Ji Hyun Kim^1,†, Chae Young Yoon^1,†, Yukyung Jun^2,†, Bo Bae Lee¹, Ji Eun Lee¹, So Dam Ha¹, Hyeonju Woo¹, Ahyoung Choi³, Sanghyuk Lee^2,3, Woojin Jeong¹, Ji Hyung Kim⁴ and TaeSoo Kim^1,*

¹Department of Life Science and the Research Center for Cellular Homeostasis, Ewha Womans University, Seoul 03760, Korea,
²Ewha-JAX Cancer Immunotherapy Research Center, Ewha Womans University, Seoul 03760, Korea,
³Department of Bio-Information Science, Ewha Womans University, Seoul, 03760, Korea and
⁴Department of Biotechnology, College of Life Sciences and Biotechnology, Korea University, Seoul 02841, Korea

^*To whom correspondence should be addressed.

^†The authors wish it to be known that, in their opinion, the first three authors should be regarded as Joint First Authors.

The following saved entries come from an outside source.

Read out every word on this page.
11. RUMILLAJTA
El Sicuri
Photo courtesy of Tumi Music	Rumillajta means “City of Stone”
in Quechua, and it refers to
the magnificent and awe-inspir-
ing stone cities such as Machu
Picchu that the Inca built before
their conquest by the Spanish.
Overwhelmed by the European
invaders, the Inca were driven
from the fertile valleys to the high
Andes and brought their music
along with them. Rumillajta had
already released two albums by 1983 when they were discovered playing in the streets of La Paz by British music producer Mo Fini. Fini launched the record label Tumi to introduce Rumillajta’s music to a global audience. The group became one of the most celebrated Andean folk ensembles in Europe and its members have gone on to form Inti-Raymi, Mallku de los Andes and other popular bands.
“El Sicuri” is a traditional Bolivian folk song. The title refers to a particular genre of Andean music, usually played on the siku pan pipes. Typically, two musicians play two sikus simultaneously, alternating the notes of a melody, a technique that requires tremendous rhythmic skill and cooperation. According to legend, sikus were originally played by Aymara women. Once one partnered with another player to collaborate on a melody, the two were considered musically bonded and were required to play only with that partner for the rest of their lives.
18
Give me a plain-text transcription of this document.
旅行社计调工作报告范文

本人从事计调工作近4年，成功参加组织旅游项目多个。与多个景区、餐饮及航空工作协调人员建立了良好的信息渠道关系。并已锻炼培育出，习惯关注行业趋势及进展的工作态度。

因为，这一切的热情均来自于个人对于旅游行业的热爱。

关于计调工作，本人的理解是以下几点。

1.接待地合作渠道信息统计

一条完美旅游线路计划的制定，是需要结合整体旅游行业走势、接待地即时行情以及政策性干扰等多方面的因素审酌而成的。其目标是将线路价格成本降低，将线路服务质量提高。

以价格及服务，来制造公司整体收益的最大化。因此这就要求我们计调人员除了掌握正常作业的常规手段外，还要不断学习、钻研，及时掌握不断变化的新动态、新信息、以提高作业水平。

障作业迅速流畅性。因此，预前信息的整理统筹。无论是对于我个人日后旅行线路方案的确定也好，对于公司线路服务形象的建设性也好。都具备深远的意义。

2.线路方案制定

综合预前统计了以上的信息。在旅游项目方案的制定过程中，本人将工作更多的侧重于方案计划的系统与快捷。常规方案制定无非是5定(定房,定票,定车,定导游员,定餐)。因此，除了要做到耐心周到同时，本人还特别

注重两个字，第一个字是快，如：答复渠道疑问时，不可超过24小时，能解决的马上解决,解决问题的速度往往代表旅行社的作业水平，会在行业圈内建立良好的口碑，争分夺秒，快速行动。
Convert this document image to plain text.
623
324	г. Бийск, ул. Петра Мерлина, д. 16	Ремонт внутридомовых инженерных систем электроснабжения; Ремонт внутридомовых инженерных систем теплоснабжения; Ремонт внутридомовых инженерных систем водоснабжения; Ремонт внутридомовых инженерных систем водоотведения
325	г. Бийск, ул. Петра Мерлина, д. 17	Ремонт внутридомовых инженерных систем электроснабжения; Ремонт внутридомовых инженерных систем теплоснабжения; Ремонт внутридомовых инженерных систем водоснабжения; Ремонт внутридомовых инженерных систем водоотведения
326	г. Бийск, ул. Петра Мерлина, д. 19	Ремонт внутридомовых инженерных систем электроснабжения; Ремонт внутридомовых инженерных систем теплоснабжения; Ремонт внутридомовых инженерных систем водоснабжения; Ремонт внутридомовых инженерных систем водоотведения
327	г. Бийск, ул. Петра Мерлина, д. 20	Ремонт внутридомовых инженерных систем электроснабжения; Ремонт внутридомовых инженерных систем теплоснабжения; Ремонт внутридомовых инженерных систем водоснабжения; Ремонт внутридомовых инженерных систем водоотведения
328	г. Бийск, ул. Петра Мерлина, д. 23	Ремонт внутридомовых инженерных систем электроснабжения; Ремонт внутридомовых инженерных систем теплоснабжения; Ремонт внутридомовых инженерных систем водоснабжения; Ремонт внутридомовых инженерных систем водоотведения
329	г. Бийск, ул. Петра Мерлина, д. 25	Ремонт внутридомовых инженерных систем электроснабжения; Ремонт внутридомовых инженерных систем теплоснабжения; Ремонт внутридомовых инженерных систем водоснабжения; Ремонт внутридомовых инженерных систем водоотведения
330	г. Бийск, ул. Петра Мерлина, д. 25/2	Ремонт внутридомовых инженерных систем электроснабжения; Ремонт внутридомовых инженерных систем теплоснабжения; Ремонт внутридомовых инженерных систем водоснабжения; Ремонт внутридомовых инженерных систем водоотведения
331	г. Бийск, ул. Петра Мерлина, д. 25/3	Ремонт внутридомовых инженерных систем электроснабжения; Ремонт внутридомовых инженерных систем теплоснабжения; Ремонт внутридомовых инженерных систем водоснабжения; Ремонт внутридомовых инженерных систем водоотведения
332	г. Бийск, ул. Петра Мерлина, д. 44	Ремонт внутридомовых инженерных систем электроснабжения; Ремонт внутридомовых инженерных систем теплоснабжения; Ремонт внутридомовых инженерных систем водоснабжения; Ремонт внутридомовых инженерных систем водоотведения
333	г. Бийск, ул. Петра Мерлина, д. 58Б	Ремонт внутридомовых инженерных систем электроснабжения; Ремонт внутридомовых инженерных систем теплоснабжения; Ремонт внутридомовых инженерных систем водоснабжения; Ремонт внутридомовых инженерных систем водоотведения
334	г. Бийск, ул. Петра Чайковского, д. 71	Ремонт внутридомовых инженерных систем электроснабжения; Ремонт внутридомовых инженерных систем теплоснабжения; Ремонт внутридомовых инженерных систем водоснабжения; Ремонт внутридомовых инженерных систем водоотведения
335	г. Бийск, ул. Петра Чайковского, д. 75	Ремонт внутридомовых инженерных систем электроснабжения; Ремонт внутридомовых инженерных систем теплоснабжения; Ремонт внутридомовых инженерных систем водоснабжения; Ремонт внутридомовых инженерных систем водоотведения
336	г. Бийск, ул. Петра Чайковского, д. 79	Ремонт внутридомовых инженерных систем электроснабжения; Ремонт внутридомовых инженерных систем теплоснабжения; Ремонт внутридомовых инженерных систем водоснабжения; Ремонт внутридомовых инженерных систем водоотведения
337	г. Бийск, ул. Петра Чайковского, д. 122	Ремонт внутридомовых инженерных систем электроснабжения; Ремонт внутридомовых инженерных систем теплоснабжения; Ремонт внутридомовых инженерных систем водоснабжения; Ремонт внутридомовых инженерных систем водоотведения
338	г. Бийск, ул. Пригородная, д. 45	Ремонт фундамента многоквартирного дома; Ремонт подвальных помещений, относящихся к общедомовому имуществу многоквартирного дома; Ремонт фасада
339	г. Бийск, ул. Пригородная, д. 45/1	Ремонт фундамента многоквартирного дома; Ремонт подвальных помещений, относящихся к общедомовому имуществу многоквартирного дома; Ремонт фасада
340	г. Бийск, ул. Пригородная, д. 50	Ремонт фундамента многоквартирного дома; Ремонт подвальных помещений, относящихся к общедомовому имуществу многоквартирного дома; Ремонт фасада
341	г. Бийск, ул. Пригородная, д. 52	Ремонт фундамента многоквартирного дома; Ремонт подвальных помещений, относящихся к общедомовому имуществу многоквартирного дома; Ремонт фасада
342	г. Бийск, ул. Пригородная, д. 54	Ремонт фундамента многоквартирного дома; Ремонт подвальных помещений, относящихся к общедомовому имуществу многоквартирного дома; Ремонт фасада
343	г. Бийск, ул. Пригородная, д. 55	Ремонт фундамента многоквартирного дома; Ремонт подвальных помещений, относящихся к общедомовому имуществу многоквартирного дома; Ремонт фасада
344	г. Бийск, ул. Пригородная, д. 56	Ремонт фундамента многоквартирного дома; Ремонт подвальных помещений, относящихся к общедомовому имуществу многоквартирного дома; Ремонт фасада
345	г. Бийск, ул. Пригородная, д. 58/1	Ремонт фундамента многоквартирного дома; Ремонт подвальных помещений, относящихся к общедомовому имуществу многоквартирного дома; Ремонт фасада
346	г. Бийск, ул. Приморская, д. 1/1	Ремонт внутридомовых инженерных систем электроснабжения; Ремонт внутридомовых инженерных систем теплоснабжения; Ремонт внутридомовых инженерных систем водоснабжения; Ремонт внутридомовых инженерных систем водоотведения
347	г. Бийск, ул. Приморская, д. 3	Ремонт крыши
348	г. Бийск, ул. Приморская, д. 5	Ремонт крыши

In yeast, NuA3 histone acetyltransferase (NuA3 HAT) promotes acetylation of histone H3 lysine 14 (H3K14) and transcription of a subset of genes through interaction between the Yng1 plant homeodomain (PHD) finger and H3K4me3. Although NuA3 HAT has multiple chromatin binding modules with distinct specificities, their interdependence and combinatorial actions in chromatin binding and transcription remain unknown. Modified peptide pulldown assays reveal that the Yng1 N-terminal region is important for the integrity of NuA3 HAT by mediating the interaction between core subunits and two methyl-binding proteins, Yng1 and Pdp3. We further uncover that NuA3 HAT contributes to the regulation of mRNA and lncRNA expression dynamics by antagonizing the histone deacetylases (HDACs) Rpd3S and Rpd3L. The Yng1 N-terminal region, the Nto1 PHD finger and Pdp3 are important for optimal induction of mRNA and lncRNA transcription repressed by the Set2-Rpd3S HDAC pathway, whereas the Yng1 PHD finger–H3K4me3 interaction affects transcriptional repression memory regulated by Rpd3L HDAC. These findings suggest that NuA3 HAT uses distinct chromatin readers to compete with two Rpd3-containing HDACs to optimize mRNA and lncRNA expression dynamics.